The most recent of all igneous intrusive rocks in the Monument include numerous dikes of various widths and rock compositions. These dikes are common throughout the Monument and cross-cut all of the previously mentioned rock units.

Faults and Joints

Faults are fractures in rock where discernable movement has occurred. The major faults within the Monument, such as the Eagle Mountain fault that can be seen along the Geology Tour Road, trend east-west and are associated with fault escarpments or scarps. These major fault scarps form a linear trend at the base of mountain cliffs and were produced by fault movement. Fault movement occurs as an up-and-down motion, horizontal sliding motion, or a combination of up-and-down and horizontal sliding movement. Alluvial fans and pediments, geomorphic features formed by an accumulation of loose rock material deposited onto broad valleys or plains, subsequently developed adjacent to these fault scarps.

Unlike faults, no appreciable movement occurs along rock joints. Joints are fissures in rocks and commonly occur in recognizable patterns (Figure 3). Within the Monument, joints have often formed parallel sets, and joints with two or more parallel sets, called "joint systems," also occur.

Figure 3. Schematic diagram illustrating the formation of White Tank monzonite outcrops in the Monument. Adapted from Trent (1984). (A) Front view of a cross-section through the monzonite after the overlying Pinto Gneiss had eroded away about 20 million years ago.

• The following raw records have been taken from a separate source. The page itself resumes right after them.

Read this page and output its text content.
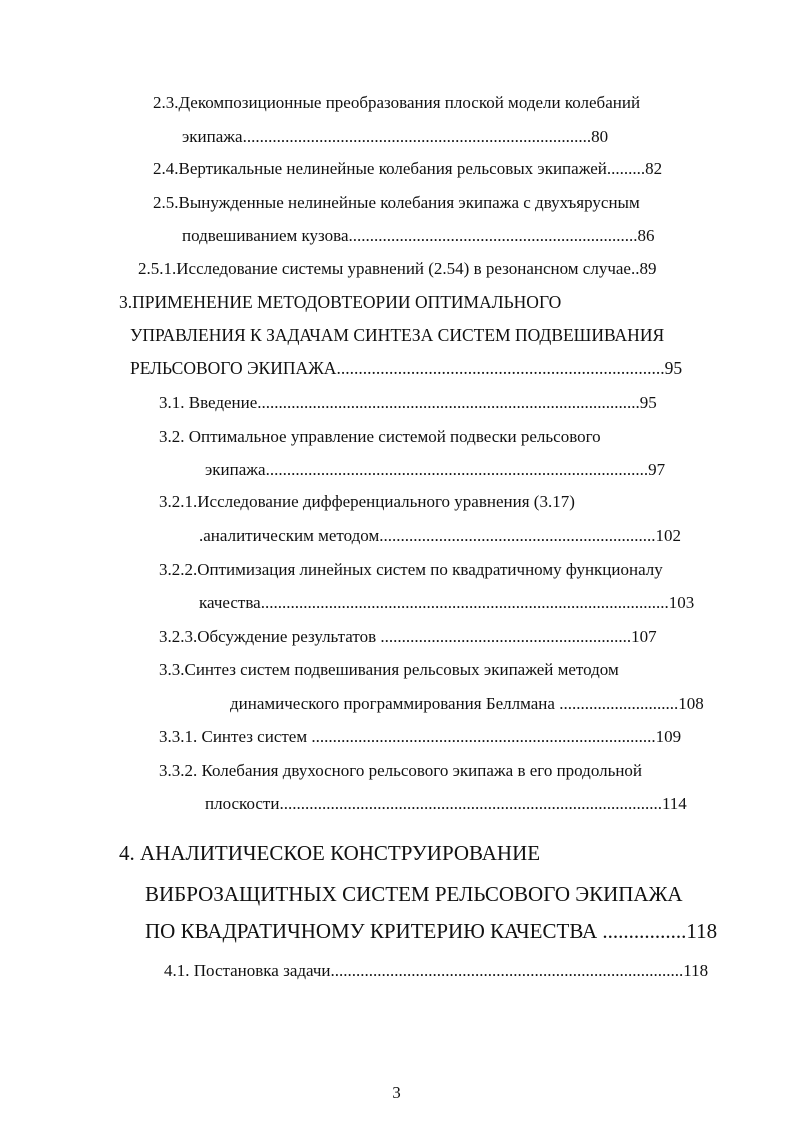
2.3.Декомпозиционные преобразования плоской модели колебаний
экипажа..................................................................................80
2.4.Вертикальные нелинейные колебания рельсовых экипажей.........82
2.5.Вынужденные нелинейные колебания экипажа с двухъярусным
подвешиванием кузова....................................................................86
2.5.1.Исследование системы уравнений (2.54) в резонансном случае..89
3.ПРИМЕНЕНИЕ МЕТОДОВТЕОРИИ ОПТИМАЛЬНОГО
УПРАВЛЕНИЯ К ЗАДАЧАМ СИНТЕЗА СИСТЕМ ПОДВЕШИВАНИЯ
РЕЛЬСОВОГО ЭКИПАЖА...........................................................................95
3.1. Введение..........................................................................................95
3.2. Оптимальное управление системой подвески рельсового
экипажа..........................................................................................97
3.2.1.Исследование дифференциального уравнения (3.17)
.аналитическим методом.................................................................102
3.2.2.Оптимизация линейных систем по квадратичному функционалу
качества................................................................................................103
3.2.3.Обсуждение результатов ...........................................................107
3.3.Синтез систем подвешивания рельсовых экипажей методом
динамического программирования Беллмана ............................108
3.3.1. Синтез систем .................................................................................109
3.3.2. Колебания двухосного рельсового экипажа в его продольной
плоскости..........................................................................................114
4. АНАЛИТИЧЕСКОЕ КОНСТРУИРОВАНИЕ
ВИБРОЗАЩИТНЫХ СИСТЕМ РЕЛЬСОВОГО ЭКИПАЖА
ПО КВАДРАТИЧНОМУ КРИТЕРИЮ КАЧЕСТВА ................118
4.1. Постановка задачи...................................................................................118
3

As this overlying unit eroded over geologic time, the release in pressure from the massive weight of gneiss caused the monzonite to form extensive sets of joints. (B) Following a long period of a much wetter climate than exists here today, the monzonite underwent an extensive period of decomposition that was caused by downward percolating groundwater along the joints. (C) With continued erosion, boulder-mantled outcrops formed during the past few million years. (D) The White Tank monzonite today.

Joint patterns are easily observed in the White Tank monzonite. Three dominant joint sets produced spectacular rock forms in this unit (Photos 1 and 2). One joint set is oriented horizontally and was caused by the release of pressure when the thick layer of original overlying rocks was removed by extensive erosion (Trent, 1984). Another set of joints in the White Tank monzonite occurs vertically and roughly parallels the contact of this unit with surrounding rock units. The third joint set in the White Tank monzonite is also vertical but is approximately perpendicular to the other vertical set. This system of joint sets results in rectangular-shaped blocks that can be observed along the Geology Tour Road.